3. Col terzo motivo, dedotto per vizio di motivazione, il ricorrente adduce che la Corte territoriale avrebbe dovuto spiegare le ragioni per le quali aveva ritenuto di non avvalersi di un consulente tecnico per la quantificazione della pensione Inps, rappresentante un parametro imprescindibile per giungere alla statuizione circa la sussistenza del suo diritto ad ottenere la pensione integrativa.

4. Osserva la Corte che per ragioni di connessione i suddetti motivi possono essere esaminati congiuntamente.
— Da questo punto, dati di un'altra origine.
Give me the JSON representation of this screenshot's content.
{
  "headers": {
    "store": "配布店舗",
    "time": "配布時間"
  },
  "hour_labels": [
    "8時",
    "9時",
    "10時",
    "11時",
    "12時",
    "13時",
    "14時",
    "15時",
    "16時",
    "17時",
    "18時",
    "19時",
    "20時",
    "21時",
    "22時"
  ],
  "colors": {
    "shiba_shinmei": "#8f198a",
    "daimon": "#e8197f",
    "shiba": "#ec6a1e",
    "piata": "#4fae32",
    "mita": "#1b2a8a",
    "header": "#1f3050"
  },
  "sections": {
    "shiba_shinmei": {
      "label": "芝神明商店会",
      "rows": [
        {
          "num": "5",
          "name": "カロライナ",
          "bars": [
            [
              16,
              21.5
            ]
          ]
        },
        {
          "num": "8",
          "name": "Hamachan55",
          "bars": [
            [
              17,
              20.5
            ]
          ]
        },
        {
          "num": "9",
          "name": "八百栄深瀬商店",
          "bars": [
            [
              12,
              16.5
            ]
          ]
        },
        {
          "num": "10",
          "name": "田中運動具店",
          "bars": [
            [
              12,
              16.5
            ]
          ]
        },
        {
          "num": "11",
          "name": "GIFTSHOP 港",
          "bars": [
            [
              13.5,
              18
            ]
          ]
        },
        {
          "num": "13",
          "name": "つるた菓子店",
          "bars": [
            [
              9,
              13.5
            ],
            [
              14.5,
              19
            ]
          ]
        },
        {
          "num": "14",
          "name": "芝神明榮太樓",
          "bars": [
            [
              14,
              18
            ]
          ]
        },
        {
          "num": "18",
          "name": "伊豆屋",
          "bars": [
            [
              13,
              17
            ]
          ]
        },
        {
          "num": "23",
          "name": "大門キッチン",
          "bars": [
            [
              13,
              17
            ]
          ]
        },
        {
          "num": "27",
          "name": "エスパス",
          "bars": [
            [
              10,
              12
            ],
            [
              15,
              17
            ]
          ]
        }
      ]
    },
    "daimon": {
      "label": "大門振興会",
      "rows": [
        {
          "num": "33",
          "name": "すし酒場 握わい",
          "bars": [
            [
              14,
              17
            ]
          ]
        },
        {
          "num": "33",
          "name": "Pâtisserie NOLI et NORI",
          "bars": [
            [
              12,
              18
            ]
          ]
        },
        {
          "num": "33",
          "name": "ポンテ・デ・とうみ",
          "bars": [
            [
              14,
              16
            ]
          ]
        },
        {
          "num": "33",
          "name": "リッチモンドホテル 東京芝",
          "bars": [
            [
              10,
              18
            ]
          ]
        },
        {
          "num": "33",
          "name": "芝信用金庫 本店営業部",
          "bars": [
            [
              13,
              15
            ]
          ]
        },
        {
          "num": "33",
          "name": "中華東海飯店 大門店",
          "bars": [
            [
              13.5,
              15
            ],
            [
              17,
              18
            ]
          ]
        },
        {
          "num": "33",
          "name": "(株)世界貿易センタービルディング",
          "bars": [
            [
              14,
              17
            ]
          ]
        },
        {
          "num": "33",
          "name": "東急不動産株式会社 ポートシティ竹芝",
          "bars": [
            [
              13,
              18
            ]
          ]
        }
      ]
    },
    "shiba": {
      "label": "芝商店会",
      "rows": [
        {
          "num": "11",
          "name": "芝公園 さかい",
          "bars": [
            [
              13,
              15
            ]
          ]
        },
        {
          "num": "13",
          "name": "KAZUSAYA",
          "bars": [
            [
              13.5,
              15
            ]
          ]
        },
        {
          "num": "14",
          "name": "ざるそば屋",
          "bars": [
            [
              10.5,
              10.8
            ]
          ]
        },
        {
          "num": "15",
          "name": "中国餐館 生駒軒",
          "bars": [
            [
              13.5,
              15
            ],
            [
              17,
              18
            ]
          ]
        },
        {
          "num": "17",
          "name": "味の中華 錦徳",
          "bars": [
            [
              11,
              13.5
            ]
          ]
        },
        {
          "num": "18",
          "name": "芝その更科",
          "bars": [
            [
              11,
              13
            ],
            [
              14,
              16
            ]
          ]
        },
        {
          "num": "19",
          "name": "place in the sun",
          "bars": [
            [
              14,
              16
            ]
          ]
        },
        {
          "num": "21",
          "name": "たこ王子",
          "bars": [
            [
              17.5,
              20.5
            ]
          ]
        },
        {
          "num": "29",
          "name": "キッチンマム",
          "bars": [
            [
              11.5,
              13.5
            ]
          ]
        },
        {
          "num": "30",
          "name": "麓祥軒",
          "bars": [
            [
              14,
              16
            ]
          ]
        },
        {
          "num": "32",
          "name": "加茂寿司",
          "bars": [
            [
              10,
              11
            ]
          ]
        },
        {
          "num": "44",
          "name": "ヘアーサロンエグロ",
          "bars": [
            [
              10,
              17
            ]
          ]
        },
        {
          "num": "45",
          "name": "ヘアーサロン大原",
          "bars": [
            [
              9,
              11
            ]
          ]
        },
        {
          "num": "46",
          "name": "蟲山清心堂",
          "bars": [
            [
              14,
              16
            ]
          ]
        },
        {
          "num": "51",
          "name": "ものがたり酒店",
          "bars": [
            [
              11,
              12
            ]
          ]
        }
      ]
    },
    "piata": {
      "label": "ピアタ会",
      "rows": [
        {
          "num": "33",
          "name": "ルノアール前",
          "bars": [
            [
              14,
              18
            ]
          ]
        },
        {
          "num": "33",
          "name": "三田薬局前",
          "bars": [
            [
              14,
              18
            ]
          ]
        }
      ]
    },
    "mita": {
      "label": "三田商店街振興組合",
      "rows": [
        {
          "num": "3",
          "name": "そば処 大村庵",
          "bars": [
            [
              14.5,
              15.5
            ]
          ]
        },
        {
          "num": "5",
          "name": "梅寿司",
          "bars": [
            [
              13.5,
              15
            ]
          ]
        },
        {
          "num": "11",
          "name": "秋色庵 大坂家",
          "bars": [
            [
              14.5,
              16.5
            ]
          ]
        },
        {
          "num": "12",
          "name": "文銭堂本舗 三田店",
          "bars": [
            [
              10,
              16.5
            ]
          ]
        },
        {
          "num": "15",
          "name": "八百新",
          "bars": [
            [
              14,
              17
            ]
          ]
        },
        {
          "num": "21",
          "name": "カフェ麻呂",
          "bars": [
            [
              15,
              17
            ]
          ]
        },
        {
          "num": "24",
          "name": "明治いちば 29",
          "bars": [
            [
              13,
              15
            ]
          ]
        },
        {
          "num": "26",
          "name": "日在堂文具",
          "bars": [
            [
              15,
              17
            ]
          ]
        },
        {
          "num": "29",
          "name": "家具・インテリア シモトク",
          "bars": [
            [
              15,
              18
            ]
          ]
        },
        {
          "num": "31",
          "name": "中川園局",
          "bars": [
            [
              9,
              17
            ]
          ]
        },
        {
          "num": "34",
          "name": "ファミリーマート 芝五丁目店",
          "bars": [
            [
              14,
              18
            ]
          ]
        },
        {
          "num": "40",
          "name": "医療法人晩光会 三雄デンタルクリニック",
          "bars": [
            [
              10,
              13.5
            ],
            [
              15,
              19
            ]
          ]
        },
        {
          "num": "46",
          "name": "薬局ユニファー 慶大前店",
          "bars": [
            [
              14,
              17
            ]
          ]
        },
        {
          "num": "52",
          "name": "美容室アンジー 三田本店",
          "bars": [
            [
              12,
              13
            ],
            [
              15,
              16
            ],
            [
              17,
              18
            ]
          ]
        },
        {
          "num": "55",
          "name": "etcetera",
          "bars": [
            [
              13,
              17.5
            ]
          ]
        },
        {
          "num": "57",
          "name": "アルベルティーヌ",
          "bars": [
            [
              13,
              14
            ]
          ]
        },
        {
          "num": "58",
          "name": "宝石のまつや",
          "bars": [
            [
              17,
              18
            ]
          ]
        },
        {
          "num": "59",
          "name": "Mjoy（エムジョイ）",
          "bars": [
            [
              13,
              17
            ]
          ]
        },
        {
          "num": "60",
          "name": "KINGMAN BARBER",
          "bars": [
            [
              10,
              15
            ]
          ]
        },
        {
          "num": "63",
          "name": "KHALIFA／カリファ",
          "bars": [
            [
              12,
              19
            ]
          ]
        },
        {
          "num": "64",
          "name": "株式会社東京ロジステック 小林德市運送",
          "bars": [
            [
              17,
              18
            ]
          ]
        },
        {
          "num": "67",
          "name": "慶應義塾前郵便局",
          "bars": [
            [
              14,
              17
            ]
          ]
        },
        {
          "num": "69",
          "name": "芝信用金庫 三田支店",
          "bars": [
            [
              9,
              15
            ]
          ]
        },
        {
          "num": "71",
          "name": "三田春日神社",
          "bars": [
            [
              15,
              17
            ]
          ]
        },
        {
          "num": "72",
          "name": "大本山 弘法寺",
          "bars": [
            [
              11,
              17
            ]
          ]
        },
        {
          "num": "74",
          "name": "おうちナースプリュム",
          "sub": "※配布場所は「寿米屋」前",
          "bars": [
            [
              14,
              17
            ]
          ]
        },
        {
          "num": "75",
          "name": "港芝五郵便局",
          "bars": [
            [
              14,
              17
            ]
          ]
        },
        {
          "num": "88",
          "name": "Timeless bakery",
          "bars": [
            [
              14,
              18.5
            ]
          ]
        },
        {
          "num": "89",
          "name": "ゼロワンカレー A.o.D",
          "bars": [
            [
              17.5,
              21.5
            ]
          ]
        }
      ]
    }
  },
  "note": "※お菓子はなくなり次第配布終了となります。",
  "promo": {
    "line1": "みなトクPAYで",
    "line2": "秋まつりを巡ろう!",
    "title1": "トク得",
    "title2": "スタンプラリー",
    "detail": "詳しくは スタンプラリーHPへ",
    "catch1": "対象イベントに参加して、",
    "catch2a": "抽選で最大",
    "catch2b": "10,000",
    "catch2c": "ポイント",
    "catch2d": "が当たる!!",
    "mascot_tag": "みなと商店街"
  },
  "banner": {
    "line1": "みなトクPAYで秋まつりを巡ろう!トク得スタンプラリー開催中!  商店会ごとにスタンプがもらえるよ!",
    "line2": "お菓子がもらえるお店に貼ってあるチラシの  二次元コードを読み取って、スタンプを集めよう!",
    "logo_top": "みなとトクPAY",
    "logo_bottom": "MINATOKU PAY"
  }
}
Tali motivi sono infondati.

Invero, occorre prendere le mosse dalla considerazione che il ricorrente si duole sostanzialmente del fatto che la Corte d’appello di Genova non avrebbe proceduto al calcolo della pensione integrativa che si sarebbe ottenuta sottraendo dalla retribuzione la Pensione Inps. Tale doglianza viene prospettata come vizio di motivazione, ma in realtà si è di fronte ad un’ipotesi di implicito rigetto della domanda, dal momento che la Corte ha adeguatamente spiegato la ragione per la quale non poteva considerarsi come anzianità contributiva il periodo compreso tra la maturazione del diritto a pensione ed il momento in cui si era profilata la cosiddetta finestra d’uscita per l’accesso alla stessa. Infatti, il giudice d’appello ha posto l’accento sulla circostanza che il ricorrente, nell’aderire all’atto di risoluzione consensuale del rapporto che prevedeva l’incentivo all’esodo, accordo, questo, che non era stato mai impugnato, aveva precisato che la propria anzianità contributiva complessiva utile ai fini pensionistici consentiva il conseguimento del diritto alla pensione di anzianità a decorrere dal 30.9.2001 e l’accesso alla pensione a far data dall’1.1.2002, per cui quest’ultima data non riguardava la maturazione del diritto, ma solo la finestra d’uscita per andare in pensione. La stessa Corte ha aggiunto che nel predetto accordo le parti avevano ritenuto che l’anzianità di servizio aziendale coincideva col periodo 31.12.1998 – 30.9.2001 ed avevano, altresì, previsto il pagamento di una somma pari alla contribuzione volontaria che copriva esclusivamente tale periodo. Infine, il fatto che le parti avessero previsto l’incentivo all’esodo fino all’1.1.2002 stava a significare solo che le stesse avevano inteso evitare che l’ex dipendente si venisse a trovare per un periodo, anche se breve, privo di reddito; egualmente, il limite massimo della retribuzione utile ai fini del calcolo della pensione integrativa, di cui all’art. 4, comma 3, dell’accordo del 14.4.1972, non poteva in alcun caso superare la retribuzione oltre la quale l’Inps operava, ai fini del pensionamento, una qualsiasi riduzione dell’ammontare della pensione. Quindi, l’unico criterio di adeguamento che residuava ai fini della perequazione, per effetto della L. n. 449 del 1997, art. 59, era quello del riferimento all’indice Istat.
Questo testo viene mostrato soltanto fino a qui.